There is furthermore the negativity or innocuousness of the medical examination to which Ruby Nuñez eventually submitted herself. The examination disclosed no sign of any violence on her person, no indication that she was the victim of a rape at all. Of course, it might be stated that no such signs or indications could be expected from a medical examination undertaken eight or nine days after the supposed rape; but this certainly is not a fault for which the appellant should be blamed; it is a situation for which Ruby Nuñez must take exclusive responsibility.

Finally, there is the admission elicited from Ruby Nuñez that there was a misunderstanding between her family and the appellant’s family concerning the sale of a parcel of land, in connection with which, in Ruby’s own word, appellant’s "parents and other members of the family are trying to disgrace me because of that incident;" and although she explained that her family "ignored that incident . . . (and) tried to have a smooth relationship with . . . (Alfredo’s) family . . .," the possibility of some ulterior motivation on Ruby’s part for proffering her inconsistent criminal complaints cannot be altogether ignored.

It must be conceded that the appellant’s defense of alibi is weak; 6 the facts upon which it is based do not totally preclude his being present at the scene of the crime at the time of its supposed commission, considering the proximity thereof to the place where he claimed he was on that occasion. The settled rule, however, is that conviction should rest on the strength of the prosecution’s evidence and not on the weakness of the defense. 7 In this case, it appears to the Court that the prosecution has failed to present proof sufficient to overcome the constitutional presumption of innocence in appellant’s favor who therefore, merits acquittal.chanrobles law library : red

There are in this case, as earlier pointed out, "facts of substance and value militating against an affirmation of the finding of guilt," and this proscribes the imposition of any criminal sanction on the accused, "particularly when the evidentiary rule is recalled that in crimes against chastity, the testimony of the injured woman should not be received with precipitate credulity, and when the conviction depends at any vital point on her uncorroborated testimony, it should not be accepted unless her sincerity and candor are free from suspicion." 8 Considering and appraising the entirety of the evidence, it is not possible for this Court to declare that the complaining witness’ sincerity and candor are indeed free from suspicion.

WHEREFORE, the judgment appealed from is REVERSED, and the accused-appellant, Alfredo Nuñez @ "Teban," is ACQUITTED on reasonable doubt, without pronouncement as to costs.

SO ORDERED.

Cruz, Griño-Aquino and Medialdea, JJ., concur.

Bellosillo, J., is on leave.

Endnotes:



1. SEE Peo. v. Co, 163 SCRA 453; Peo. v. Quidilla, 166 SCRA 778; Peo. v. Pacnis, 165 SCRA 609; Peo. v. Avero, 165 SCRA 130; Peo. v. Mejias, 168 SCRA 33; Peo. v. Tabago, 167 SCRA 65.

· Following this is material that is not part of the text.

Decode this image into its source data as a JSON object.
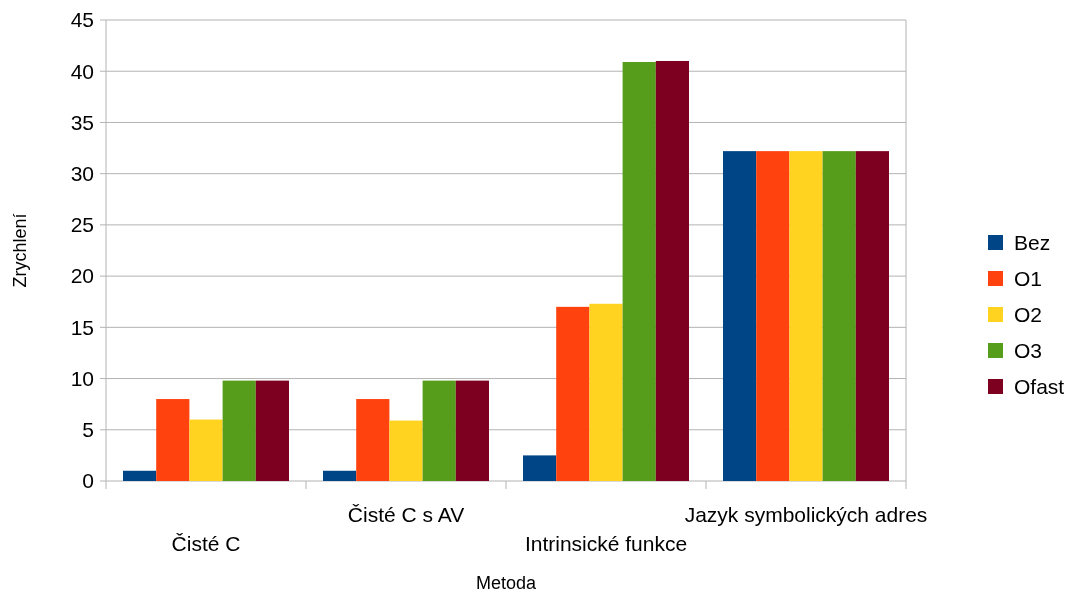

2. Peo. v. Tabago, 167 SCRA 65, supra

3. Peo. v. Ramos, 167 SCRA 476.

4. SEE Peo. v. del Pilar, 164 SCRA 280.

5. Per Decision rendered by Judge Pablo S. Villanueva on June 20, 1987. Rollo, p. 25.

6. SEE e.g., Peo. v. Talla, 181 SCRA 133 (1990), citing Peo. v. Onquillano, 149 SCRA 442 (1987); Peo. v. Acelejado, 148 SCRA 147 (1987).

7. SEE Duran v. Court of Appeals, 71 SCRA 68 (1976); Peo. v. Solis, 182 SCRA 182 (1990), citing Peo. v. Hora, 153 SCRA 21 (1987).

8. Peo. v. Francisco, 105 SCRA 517, 527.